Mercedes and Stellantis first partnered to form a battery cell joint venture in 2021, calling the venture the Automotive Cells Company (ACC).
Earlier this year, ACC raised $4.7 billion to build four factories, planning to raise around 7.6 billion total Euros to build the factories.
The joint venture has already opened one factory in Douvrin, France.
But today Bloomberg reports that work has stopped on ACC’s upcoming factory in Germany, and prep work has paused on a factory site in Italy.
While this work has stopped, ACC hasn’t made a final decision what to do with these sites yet. The company says that it plans to stay flexible with its speed of investment, reacting to market trends, and will decide around the end of the year what to do with these sites.
Bloomberg reports that the head of ACC, Yann Vincent, said that demand for EVs has slowed in Europe – despite that EV sales rose 14.8% year over year in April, faster than non-electrified car sales rose, though slower than conventional (non-plug-in) hybrids. He says that growth is mostly expected in mass-market segments, something which many Western EV makers have heretofore failed to target, though Chinese automakers are starting to, especially in Europe.
Previously, Mercedes had committed to go all-electric by the end of the decade, but in February said that it would continue building poisonous, climate-change-causing gas vehicles “well into the 2030s”, despite the necessity that the world stop building those vehicles as soon as possible.
Electrek’s Take
I’m of two minds on this one. First, the decision to pause building EV battery factories makes no sense.
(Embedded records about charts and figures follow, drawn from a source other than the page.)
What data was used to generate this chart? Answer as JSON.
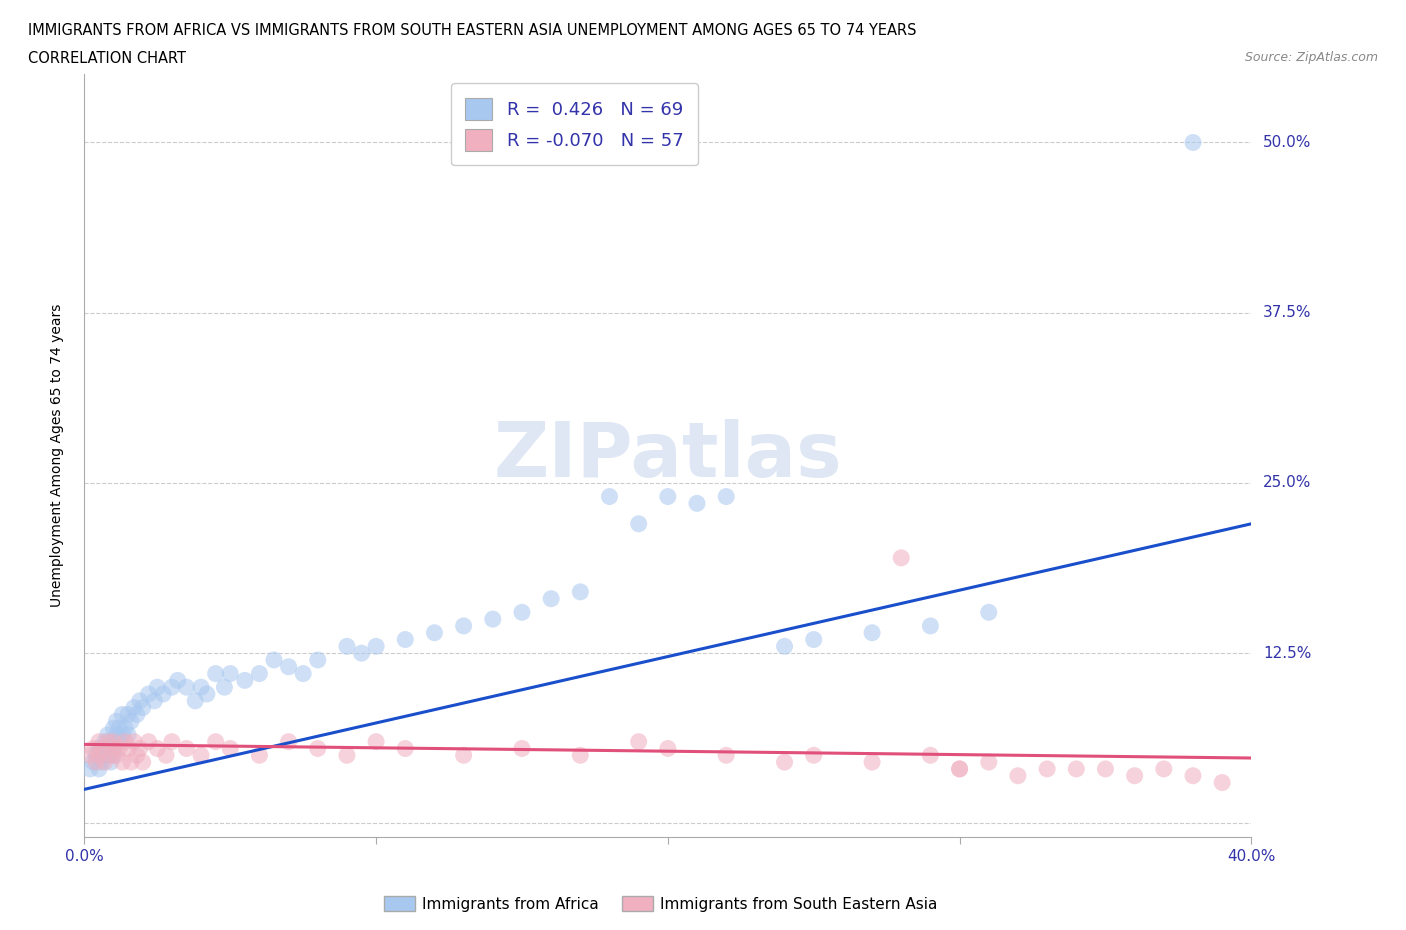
{
  "title_line1": "IMMIGRANTS FROM AFRICA VS IMMIGRANTS FROM SOUTH EASTERN ASIA UNEMPLOYMENT AMONG AGES 65 TO 74 YEARS",
  "title_line2": "CORRELATION CHART",
  "source": "Source: ZipAtlas.com",
  "ylabel": "Unemployment Among Ages 65 to 74 years",
  "xlim": [
    0.0,
    0.4
  ],
  "ylim": [
    -0.01,
    0.55
  ],
  "ytick_values": [
    0.0,
    0.125,
    0.25,
    0.375,
    0.5
  ],
  "ytick_labels": [
    "",
    "12.5%",
    "25.0%",
    "37.5%",
    "50.0%"
  ],
  "xtick_values": [
    0.0,
    0.1,
    0.2,
    0.3,
    0.4
  ],
  "xtick_labels": [
    "0.0%",
    "",
    "",
    "",
    "40.0%"
  ],
  "color_africa": "#a8c8f0",
  "color_sea": "#f0b0c0",
  "line_color_africa": "#1a4fcc",
  "line_color_sea": "#e0507a",
  "R_africa": 0.426,
  "N_africa": 69,
  "R_sea": -0.07,
  "N_sea": 57,
  "watermark": "ZIPatlas",
  "legend_label_africa": "Immigrants from Africa",
  "legend_label_sea": "Immigrants from South Eastern Asia",
  "africa_x": [
    0.002,
    0.003,
    0.004,
    0.005,
    0.005,
    0.006,
    0.007,
    0.007,
    0.008,
    0.008,
    0.009,
    0.009,
    0.01,
    0.01,
    0.01,
    0.011,
    0.011,
    0.012,
    0.012,
    0.013,
    0.013,
    0.014,
    0.015,
    0.015,
    0.016,
    0.017,
    0.018,
    0.019,
    0.02,
    0.022,
    0.024,
    0.025,
    0.027,
    0.03,
    0.032,
    0.035,
    0.038,
    0.04,
    0.042,
    0.045,
    0.048,
    0.05,
    0.055,
    0.06,
    0.065,
    0.07,
    0.075,
    0.08,
    0.09,
    0.095,
    0.1,
    0.11,
    0.12,
    0.13,
    0.14,
    0.15,
    0.16,
    0.17,
    0.18,
    0.19,
    0.2,
    0.21,
    0.22,
    0.24,
    0.25,
    0.27,
    0.29,
    0.31,
    0.38
  ],
  "africa_y": [
    0.04,
    0.045,
    0.05,
    0.04,
    0.055,
    0.045,
    0.05,
    0.06,
    0.05,
    0.065,
    0.045,
    0.06,
    0.05,
    0.055,
    0.07,
    0.065,
    0.075,
    0.06,
    0.07,
    0.065,
    0.08,
    0.07,
    0.065,
    0.08,
    0.075,
    0.085,
    0.08,
    0.09,
    0.085,
    0.095,
    0.09,
    0.1,
    0.095,
    0.1,
    0.105,
    0.1,
    0.09,
    0.1,
    0.095,
    0.11,
    0.1,
    0.11,
    0.105,
    0.11,
    0.12,
    0.115,
    0.11,
    0.12,
    0.13,
    0.125,
    0.13,
    0.135,
    0.14,
    0.145,
    0.15,
    0.155,
    0.165,
    0.17,
    0.24,
    0.22,
    0.24,
    0.235,
    0.24,
    0.13,
    0.135,
    0.14,
    0.145,
    0.155,
    0.5
  ],
  "sea_x": [
    0.002,
    0.003,
    0.004,
    0.005,
    0.005,
    0.006,
    0.007,
    0.008,
    0.009,
    0.01,
    0.01,
    0.011,
    0.012,
    0.013,
    0.014,
    0.015,
    0.016,
    0.017,
    0.018,
    0.019,
    0.02,
    0.022,
    0.025,
    0.028,
    0.03,
    0.035,
    0.04,
    0.045,
    0.05,
    0.06,
    0.07,
    0.08,
    0.09,
    0.1,
    0.11,
    0.13,
    0.15,
    0.17,
    0.19,
    0.2,
    0.22,
    0.24,
    0.25,
    0.27,
    0.29,
    0.3,
    0.31,
    0.33,
    0.35,
    0.36,
    0.37,
    0.38,
    0.39,
    0.28,
    0.3,
    0.32,
    0.34
  ],
  "sea_y": [
    0.05,
    0.055,
    0.045,
    0.06,
    0.05,
    0.055,
    0.045,
    0.06,
    0.05,
    0.055,
    0.06,
    0.05,
    0.055,
    0.045,
    0.06,
    0.055,
    0.045,
    0.06,
    0.05,
    0.055,
    0.045,
    0.06,
    0.055,
    0.05,
    0.06,
    0.055,
    0.05,
    0.06,
    0.055,
    0.05,
    0.06,
    0.055,
    0.05,
    0.06,
    0.055,
    0.05,
    0.055,
    0.05,
    0.06,
    0.055,
    0.05,
    0.045,
    0.05,
    0.045,
    0.05,
    0.04,
    0.045,
    0.04,
    0.04,
    0.035,
    0.04,
    0.035,
    0.03,
    0.195,
    0.04,
    0.035,
    0.04
  ],
  "africa_line_x": [
    0.0,
    0.4
  ],
  "africa_line_y": [
    0.025,
    0.22
  ],
  "sea_line_x": [
    0.0,
    0.4
  ],
  "sea_line_y": [
    0.058,
    0.048
  ]
}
We need more EVs, and we need them faster than we’re getting them. The transition to sustainable transport needs to be accelerated, not decelerated, and we don’t get to acceleration by pausing and waiting.
And reacting to market trends doesn’t make a lot of sense – factories take a while to build (ACC says the first cells wouldn’t come out of its Germany site until mid-late 2027), so if you wait to build one until after the trend has already started, you’ve already missed the trend. This is how Tesla gained the dominant position in EVs that it has today, because automakers refused to see the trend towards EVs for many years before finally pulling up their pants (which they’re still waffling over).
But, this pause could end up having a positive outcome anyway, as ACC is reportedly thinking about switching to cheaper LFP cells.
LFP cells have a number of benefits – lower cost, higher durability, and simpler mineral sourcing – but have lower energy density than NMC cells. As a result, most cars have focused on NMC (to feed a public that thinks they need more range than they do), but we’re starting to see more entry-level models equipped with LFP cells to help bring costs down.
These LFP cells have been used to particularly positive effect in low-cost Chinese autos, which has helped them to undercut Western automakers on price. If ACC sees growth coming from the mass market side, then LFP cells would be a reasonable choice. The battery is the most costly part of an EV, and cutting costs there can help a lot.
Further, with the EU threatening tariffs (and the US already implementing them), onshoring LFP production would be necessary if ACC wants to target mass market cells. As much as these tariffs are a dumb idea, one problem is that they might lull domestic automakers into a false sense of security. If the automakers actually do use the opportunity to build a new industrial base, then at least that negative is removed and the tariffs will have had their “intended” effect.
So ACC should continue forward with their plans, rather than pausing based on false reports of dropping sales. But a switch to LFP does seem prudent, especially when most LFPs are currently made in China, and when cost is one of the main challenges with EV production in this day and age.